Greek, European and International Monetary Fund officials remain at odds over how to fix Greece’s problems. Important proposals such as the establishment of a European banking union have been accepted in theory but not completed. And the region’s economy is firmly in recession.

Yet the likelihood of an acute new crisis arising from Europe — a preoccupation of policymakers in the United States and elsewhere for going on three years — seems to be fading along with the risk of a broader breakup of the 17-nation currency union.

Recent actions, most notably promises by the European Central Bank to begin buying government bonds in unlimited amounts, were “clearly a turning point,” IMF Managing Director Christine Lagarde said this week. “I can’t say enough about how good the [ECB] decision was in the view of stabilizing markets.”

After pressuring Europe since early 2010 to take many of the steps eventually enacted, U.S. Treasury Secretary Timothy F. Geithner said at a forum in New York on Tuesday that the situation now “looks a little better than it did,” with measures in place to finance troubled governments as they work to revive their economies.

Analysts and investors have begun to temper their concerns about short-term calamity.
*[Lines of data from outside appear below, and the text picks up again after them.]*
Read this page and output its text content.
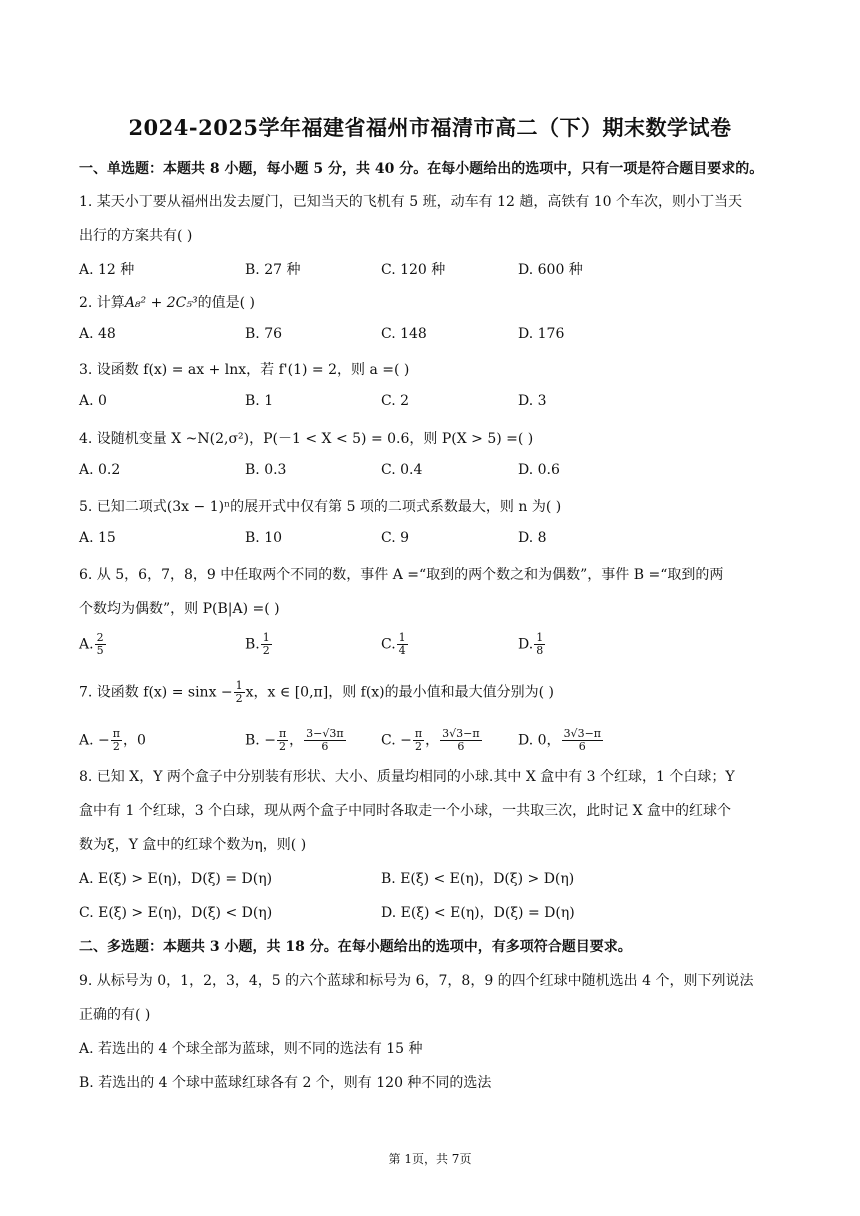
2024-2025学年福建省福州市福清市高二（下）期末数学试卷
一、单选题：本题共 8 小题，每小题 5 分，共 40 分。在每小题给出的选项中，只有一项是符合题目要求的。
1. 某天小丁要从福州出发去厦门，已知当天的飞机有 5 班，动车有 12 趟，高铁有 10 个车次，则小丁当天
出行的方案共有( )
A. 12 种	B. 27 种	C. 120 种	D. 600 种
2. 计算A₈² + 2C₅³的值是( )
A. 48	B. 76	C. 148	D. 176
3. 设函数 f(x) = ax + lnx，若 f'(1) = 2，则 a =( )
A. 0	B. 1	C. 2	D. 3
4. 设随机变量 X ~N(2,σ²)，P(－1 < X < 5) = 0.6，则 P(X > 5) =( )
A. 0.2	B. 0.3	C. 0.4	D. 0.6
5. 已知二项式(3x − 1)ⁿ的展开式中仅有第 5 项的二项式系数最大，则 n 为( )
A. 15	B. 10	C. 9	D. 8
6. 从 5，6，7，8，9 中任取两个不同的数，事件 A =“取到的两个数之和为偶数”，事件 B =“取到的两
个数均为偶数”，则 P(B|A) =( )
A. $\frac{2}{5}$	B. $\frac{1}{2}$	C. $\frac{1}{4}$	D. $\frac{1}{8}$
7. 设函数 $f(x) = \sin x - \frac{1}{2}$ x，x ∈ [0,π]，则 f(x)的最小值和最大值分别为( )
A. − $\frac{\pi}{2}$ ，0	B. − $\frac{\pi}{2}$ ， $\frac{3-√3\pi}{6}$	C. − $\frac{\pi}{2}$ ， $\frac{3√3-\pi}{6}$	D. 0， $\frac{3√3-\pi}{6}$
8. 已知 X，Y 两个盒子中分别装有形状、大小、质量均相同的小球.其中 X 盒中有 3 个红球，1 个白球；Y
盒中有 1 个红球，3 个白球，现从两个盒子中同时各取走一个小球，一共取三次，此时记 X 盒中的红球个
数为ξ，Y 盒中的红球个数为η，则( )
A. E(ξ) > E(η)，D(ξ) = D(η)	B. E(ξ) < E(η)，D(ξ) > D(η)
C. E(ξ) > E(η)，D(ξ) < D(η)	D. E(ξ) < E(η)，D(ξ) = D(η)
二、多选题：本题共 3 小题，共 18 分。在每小题给出的选项中，有多项符合题目要求。
9. 从标号为 0，1，2，3，4，5 的六个蓝球和标号为 6，7，8，9 的四个红球中随机选出 4 个，则下列说法
正确的有( )
A. 若选出的 4 个球全部为蓝球，则不同的选法有 15 种
B. 若选出的 4 个球中蓝球红球各有 2 个，则有 120 种不同的选法
第 1页，共 7页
The money pushing up Spanish and other European stock indexes and bolstering the value of beleaguered bank shares is another positive sign.

Even usually hawkish analysts such as those at London-based Capital Economics, among the staunchest euro pessimists, acknowledged that recent events “have arguably brought the euro zone back from the brink.”

Along with the ECB’s bond-buying announcement, a subsequent German court ruling paved the way for a new bailout fund to begin operations. It is now scheduled for early October. And tentative steps have been taken to create a banking union to better regulate European financial institutions and share the cost of any major failure.

The crisis in the euro zone emanated from Greece’s slide into insolvency but broadened into a series of interrelated problems: Collapsing property values in some nations broke the financial health of governments that were forced to bail out local banks. Healthy banks suddenly faced losses because they had invested in shaky government bonds. Slow economic growth compounded the problem.